Too many changes in one patch. Break this up into multiple consumable in 15 minute patches and I'll review them.
Some more work, analysis, and tests yielded apr_file_gets() and MD5 as two more bottlenecks.
I've already committed a fix to APR HEAD for apr_file_gets() - what it would do was constantly call apr_file_read() for one byte - but there was an enormous overhead implied in that. And, mod_disk_cache was relying upon that to load the headers from the disk. That was a super-big bottleneck and is responsible for the big jump here in performance. Modules like mod_negotiation also go *a lot* faster after that change.

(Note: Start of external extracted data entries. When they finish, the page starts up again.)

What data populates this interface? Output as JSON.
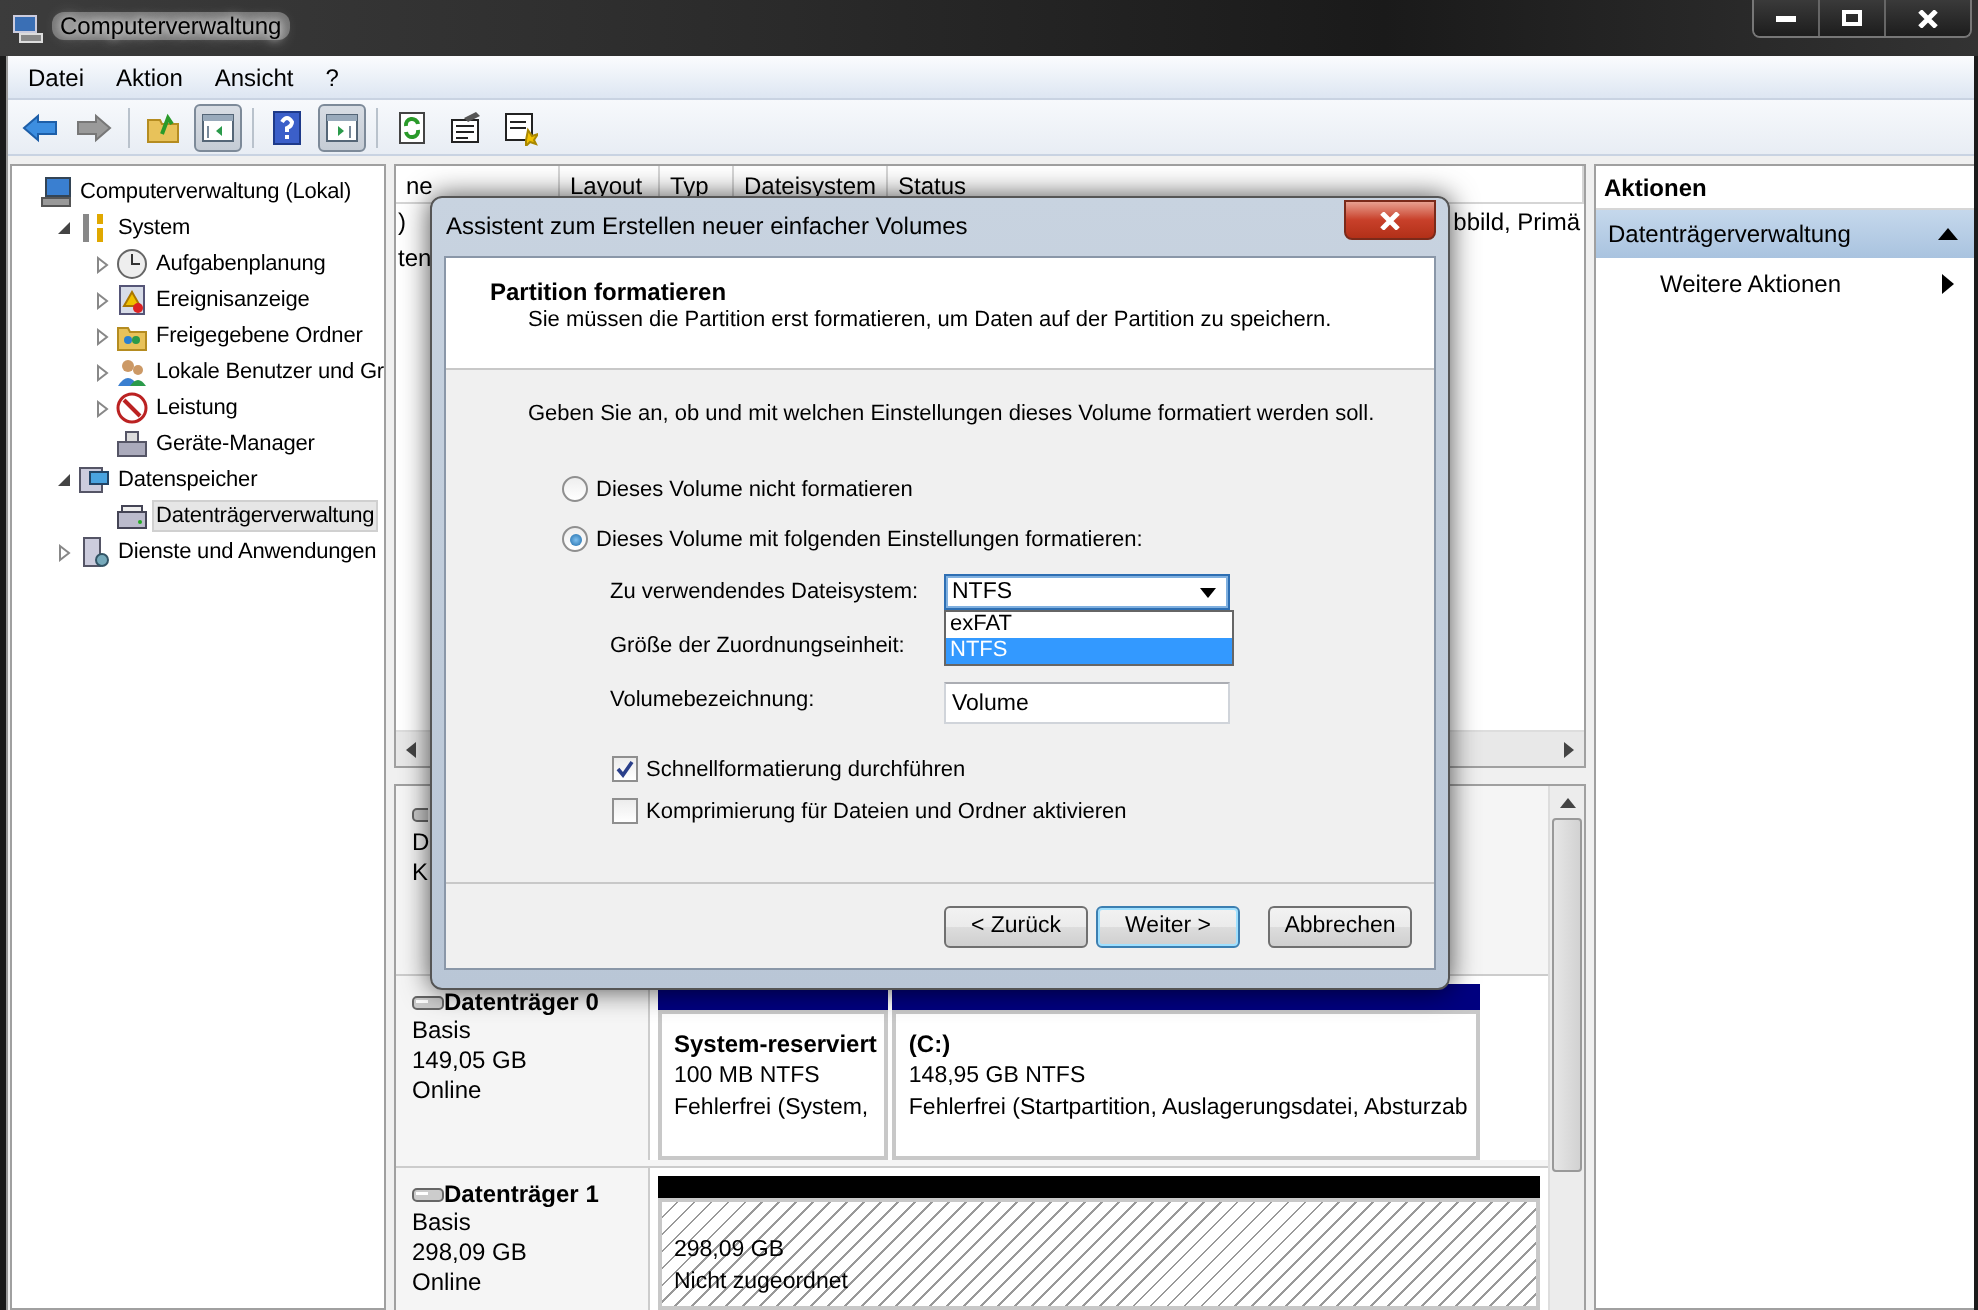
{
  "window": {
    "title": "Computerverwaltung"
  },
  "menu": [
    "Datei",
    "Aktion",
    "Ansicht",
    "?"
  ],
  "toolbar": [
    {
      "kind": "back",
      "pressed": false
    },
    {
      "kind": "forward",
      "pressed": false
    },
    {
      "kind": "separator"
    },
    {
      "kind": "up",
      "pressed": false
    },
    {
      "kind": "tree-pane",
      "pressed": true
    },
    {
      "kind": "separator"
    },
    {
      "kind": "help",
      "pressed": false
    },
    {
      "kind": "action-pane",
      "pressed": true
    },
    {
      "kind": "separator"
    },
    {
      "kind": "refresh",
      "pressed": false
    },
    {
      "kind": "properties",
      "pressed": false
    },
    {
      "kind": "wizard",
      "pressed": false
    }
  ],
  "tree": [
    {
      "label": "Computerverwaltung (Lokal)",
      "kind": "computer",
      "selected": false,
      "children": [
        {
          "label": "System",
          "kind": "tools",
          "selected": false,
          "expanded": true,
          "children": [
            {
              "label": "Aufgabenplanung",
              "kind": "clock",
              "selected": false,
              "expanded": false
            },
            {
              "label": "Ereignisanzeige",
              "kind": "log",
              "selected": false,
              "expanded": false
            },
            {
              "label": "Freigegebene Ordner",
              "kind": "shared",
              "selected": false,
              "expanded": false
            },
            {
              "label": "Lokale Benutzer und Gr",
              "kind": "users",
              "selected": false,
              "expanded": false
            },
            {
              "label": "Leistung",
              "kind": "performance",
              "selected": false,
              "expanded": false
            },
            {
              "label": "Geräte-Manager",
              "kind": "devices",
              "selected": false
            }
          ]
        },
        {
          "label": "Datenspeicher",
          "kind": "storage",
          "selected": false,
          "expanded": true,
          "children": [
            {
              "label": "Datenträgerverwaltung",
              "kind": "disk",
              "selected": true
            }
          ]
        },
        {
          "label": "Dienste und Anwendungen",
          "kind": "services",
          "selected": false,
          "expanded": false
        }
      ]
    }
  ],
  "volume_list": {
    "columns": [
      "ne",
      "Layout",
      "Typ",
      "Dateisystem",
      "Status"
    ],
    "rows": [
      {
        "column_1": ")",
        "status": "bbild, Primä"
      },
      {
        "column_1": "ten"
      }
    ]
  },
  "hidden_disk": [
    "D",
    "K"
  ],
  "disks": [
    {
      "name": "Datenträger 0",
      "type": "Basis",
      "size": "149,05 GB",
      "status": "Online",
      "partitions": [
        {
          "title": "System-reserviert",
          "size": "100 MB NTFS",
          "status": "Fehlerfrei (System,",
          "color": "#000080"
        },
        {
          "title": "(C:)",
          "size": "148,95 GB NTFS",
          "status": "Fehlerfrei (Startpartition, Auslagerungsdatei, Absturzab",
          "color": "#000080"
        }
      ]
    },
    {
      "name": "Datenträger 1",
      "type": "Basis",
      "size": "298,09 GB",
      "status": "Online",
      "partitions": [
        {
          "kind": "unallocated",
          "size": "298,09 GB",
          "status": "Nicht zugeordnet",
          "color": "#000000"
        }
      ]
    }
  ],
  "actions": {
    "title": "Aktionen",
    "sections": [
      {
        "label": "Datenträgerverwaltung",
        "expanded": true,
        "items": [
          "Weitere Aktionen"
        ]
      }
    ]
  },
  "dialog": {
    "title": "Assistent zum Erstellen neuer einfacher Volumes",
    "heading": "Partition formatieren",
    "subheading": "Sie müssen die Partition erst formatieren, um Daten auf der Partition zu speichern.",
    "instruction": "Geben Sie an, ob und mit welchen Einstellungen dieses Volume formatiert werden soll.",
    "radios": [
      {
        "label": "Dieses Volume nicht formatieren",
        "selected": false
      },
      {
        "label": "Dieses Volume mit folgenden Einstellungen formatieren:",
        "selected": true
      }
    ],
    "fields": [
      {
        "kind": "dropdown",
        "label": "Zu verwendendes Dateisystem:",
        "value": "NTFS",
        "expanded": true,
        "options": [
          {
            "label": "exFAT",
            "selected": false
          },
          {
            "label": "NTFS",
            "selected": true
          }
        ]
      },
      {
        "kind": "label",
        "label": "Größe der Zuordnungseinheit:"
      },
      {
        "kind": "text",
        "label": "Volumebezeichnung:",
        "value": "Volume"
      }
    ],
    "checkboxes": [
      {
        "label": "Schnellformatierung durchführen",
        "checked": true
      },
      {
        "label": "Komprimierung für Dateien und Ordner aktivieren",
        "checked": false
      }
    ],
    "buttons": [
      {
        "label": "< Zurück",
        "default": false
      },
      {
        "label": "Weiter >",
        "default": true
      },
      {
        "label": "Abbrechen",
        "default": false
      }
    ]
  }
}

The other bottleneck I looked at was MD5 as the on-disk naming scheme. I think MD5 is a poor choice here because it's not very fast. However, we were calling MD5 *twice* - one for the header and one for the data file - and each had the same MD5 input! So, I implemented a lazy caching routine there. Ideally, switching to a variant of the times-33 hash might work out better. *shrug*
Here's some completely unscientific benchmarks on my Mac (flood/localhost):
No cache: Requests: 3500 Time: 27.02 Req/Sec: 129.66 mod_mem_cache: Requests: 3500 Time: 25.18 Req/Sec: 139.23 mod_disk_cache: Requests: 3500 Time: 13.58 Req/Sec: 257.83
(My test case is using mod_autoindex, mod_negotiation, and small files.)
* modules/experimental/mod_disk_cache.c: Don't call MD5 twice for the same value.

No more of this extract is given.